Hacker News new | ask | show | jobs
by m463 1018 days ago
> Every advance in AI is "how can we replace people and save money?"

I think what happens is that the repeat jobs are automated, and the (remaining) people get the hard corner cases.

1 comments

I think the thing that has surprised everyone in this revolution is that the opposite has happened. Musk wasted billions trying to automate vehicle manufacturing while AI is threatening to take the jobs of novelists and graphic designers.
On the other hand, I am reminded of a quote by Christopher Hitchens (from memory), “They say that everyone has a book in them.
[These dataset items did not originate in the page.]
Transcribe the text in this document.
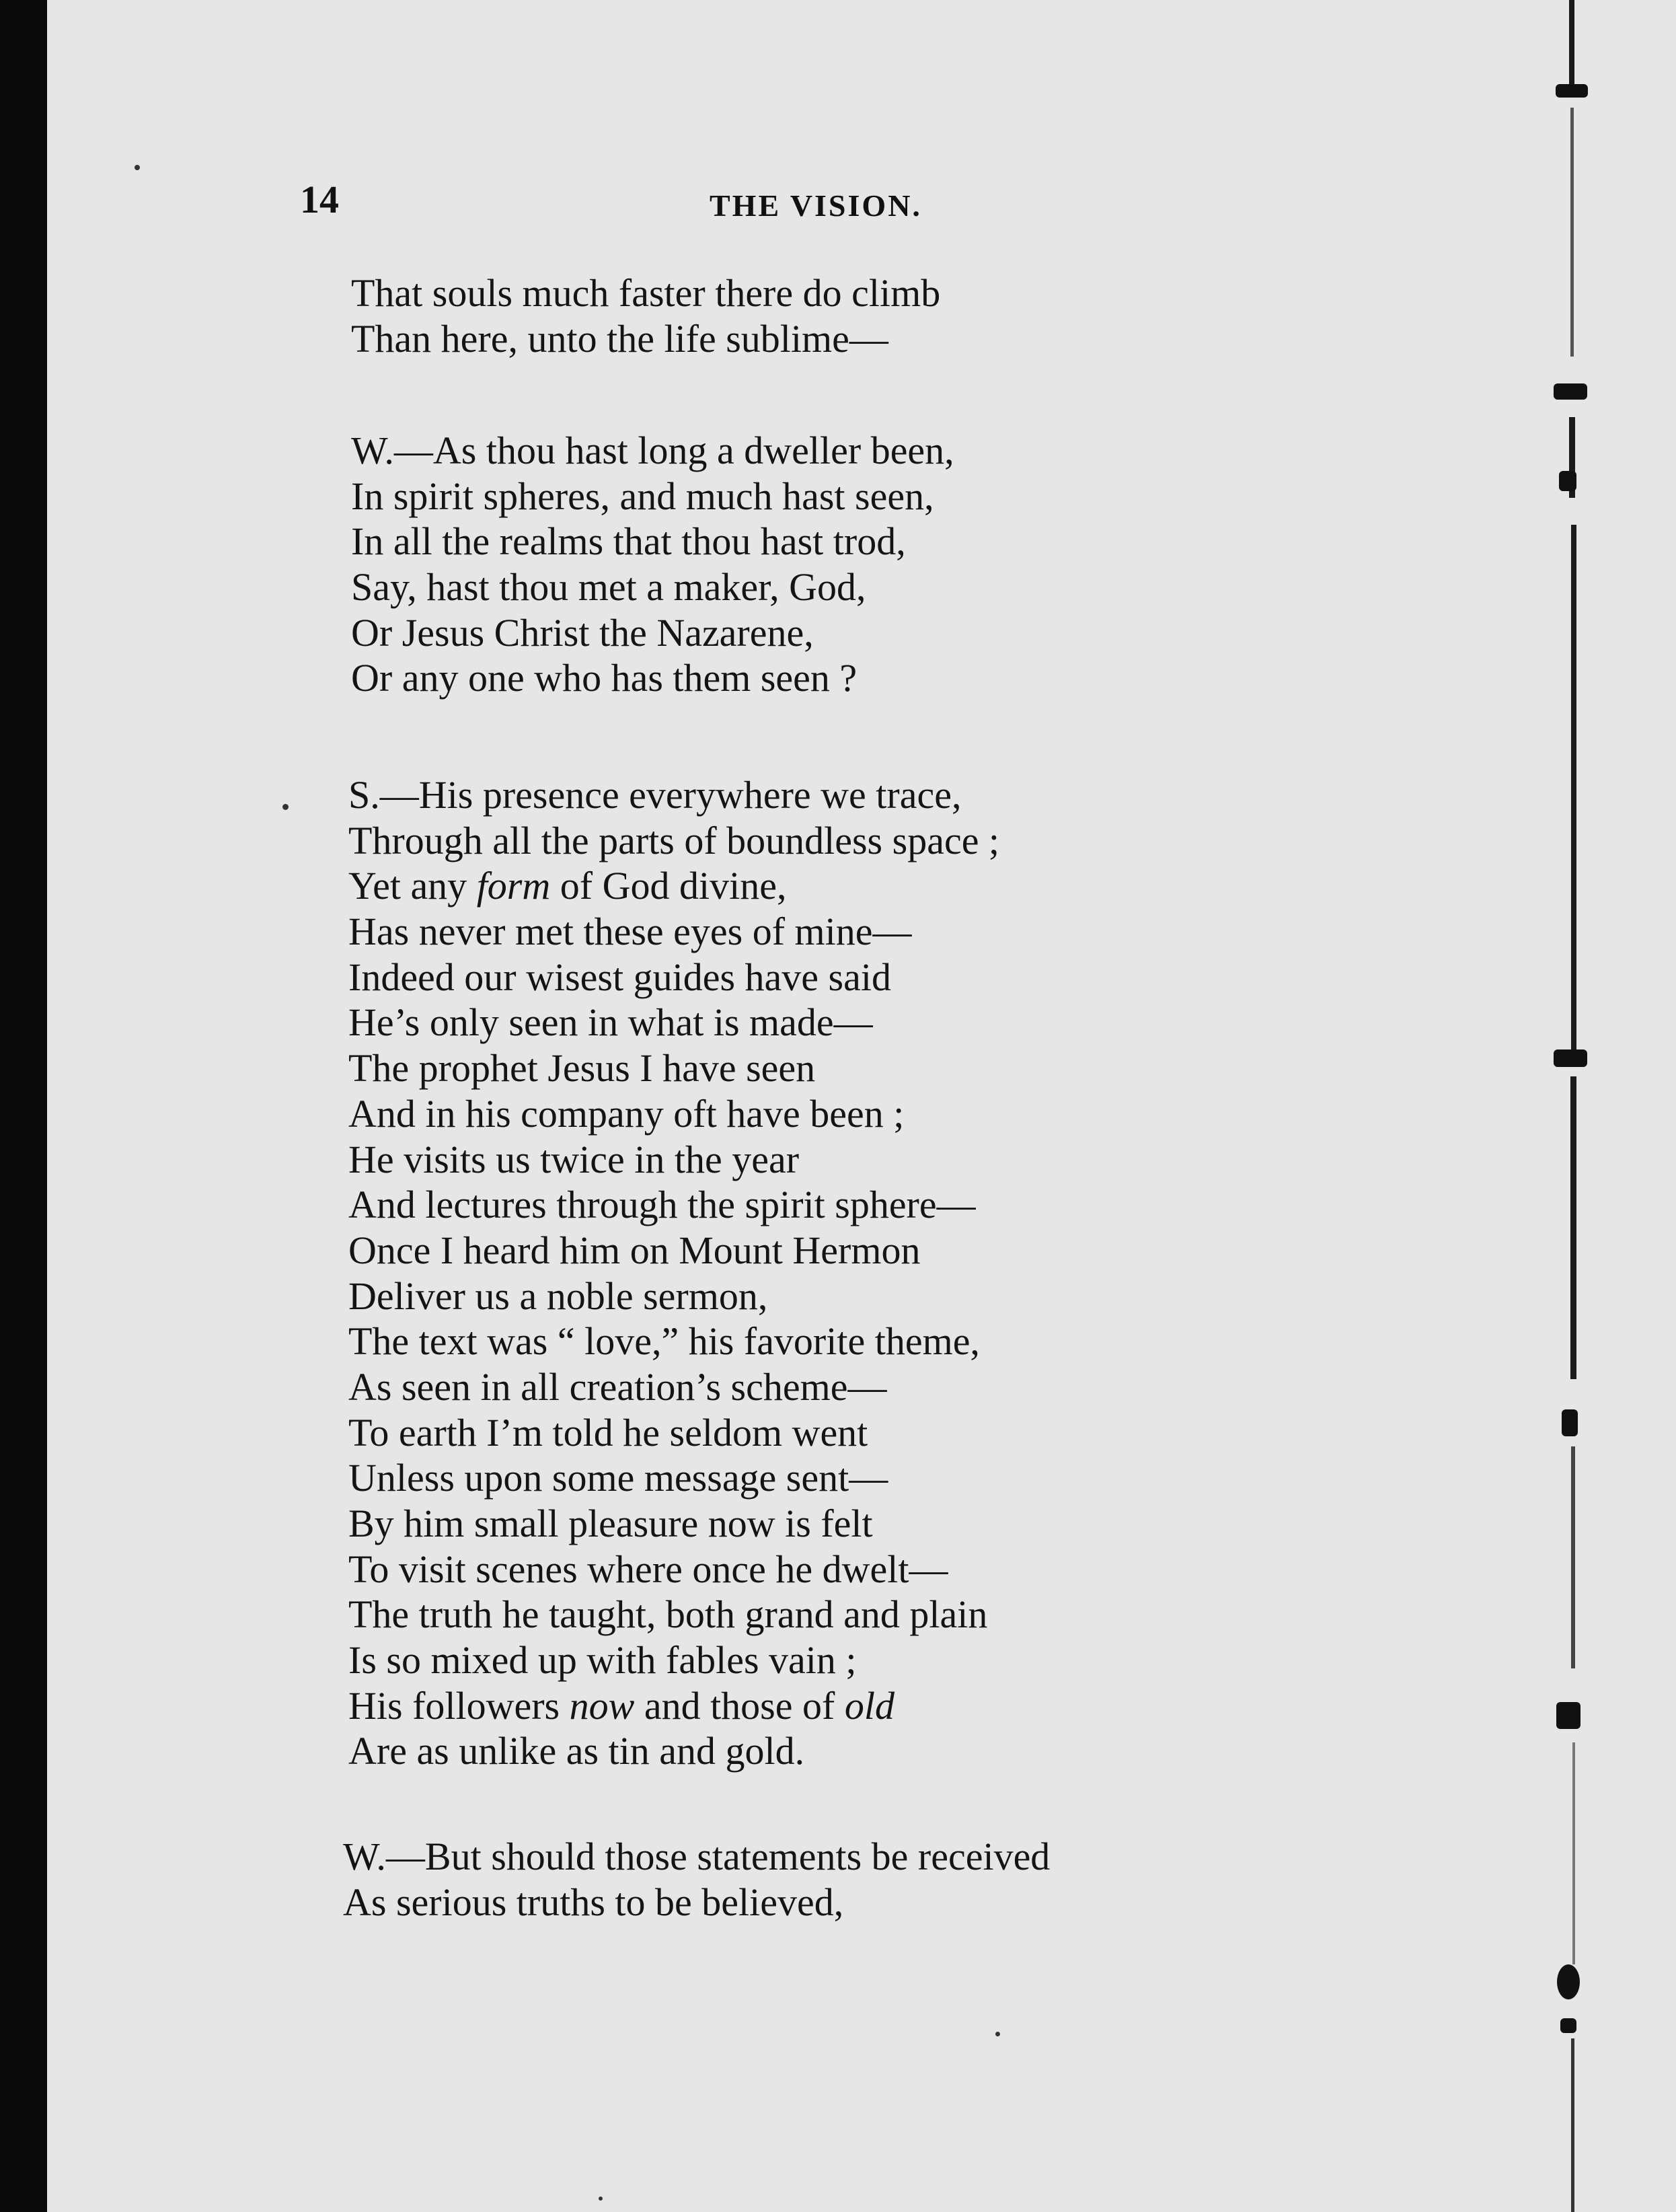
14	THE VISION.
That souls much faster there do climb
Than here, unto the life sublime—
W.—As thou hast long a dweller been,
In spirit spheres, and much hast seen,
In all the realms that thou hast trod,
Say, hast thou met a maker, God,
Or Jesus Christ the Nazarene,
Or any one who has them seen ?
S.—His presence everywhere we trace,
Through all the parts of boundless space ;
Yet any form of God divine,
Has never met these eyes of mine—
Indeed our wisest guides have said
He’s only seen in what is made—
The prophet Jesus I have seen
And in his company oft have been ;
He visits us twice in the year
And lectures through the spirit sphere—
Once I heard him on Mount Hermon
Deliver us a noble sermon,
The text was “ love,” his favorite theme,
As seen in all creation’s scheme—
To earth I’m told he seldom went
Unless upon some message sent—
By him small pleasure now is felt
To visit scenes where once he dwelt—
The truth he taught, both grand and plain
Is so mixed up with fables vain ;
His followers now and those of old
Are as unlike as tin and gold.
W.—But should those statements be received
As serious truths to be believed,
For most of them, it would be better if it stayed there".

Some of the films and TV programmes I've watched recently have made me wonder, as I gaze across at the writers on strike who have some legitimate concerns but who have also provided some bloody awful writing, if I wouldn't prefer AI to take over the production of art - it certainly wouldn't be able to produce a messy bed, would it? That'd be a win too.

https://en.wikipedia.org/wiki/My_Bed

> I gaze across at the writers on strike who have some legitimate concerns but who have also provided some bloody awful writing

Too often the writing of film and TV is dictated by the producers/studio -- people who have an interest in financial returns, not quality. Those writers would probably love to write their own show, their way, unhindered, and would probably produce something watchable.

Of course, writers subvert their instructions sometimes to great effect. On BSG I believe they were told their show was "too dark" and someone insisted someone have "a birthday party". Which they duly put in, and then had them all die in some kind of terror/bomb incident.

90% of books and movies are not worth the time to read or watch.
It hasn't been a surprise to anyone in the field. Turns out it's much easier to read digital content in the form of bits then to read real world data. Hardware is harder than software.
These kinds of responses are so easy to write after the fact. Show us a quote from ten years ago then, please, that says that creative writing and art will be among the first things to be automated at a mass scale. Since this

> hasn't been a surprise to anyone in the field

apparently, it should be pretty easy to find such a quote.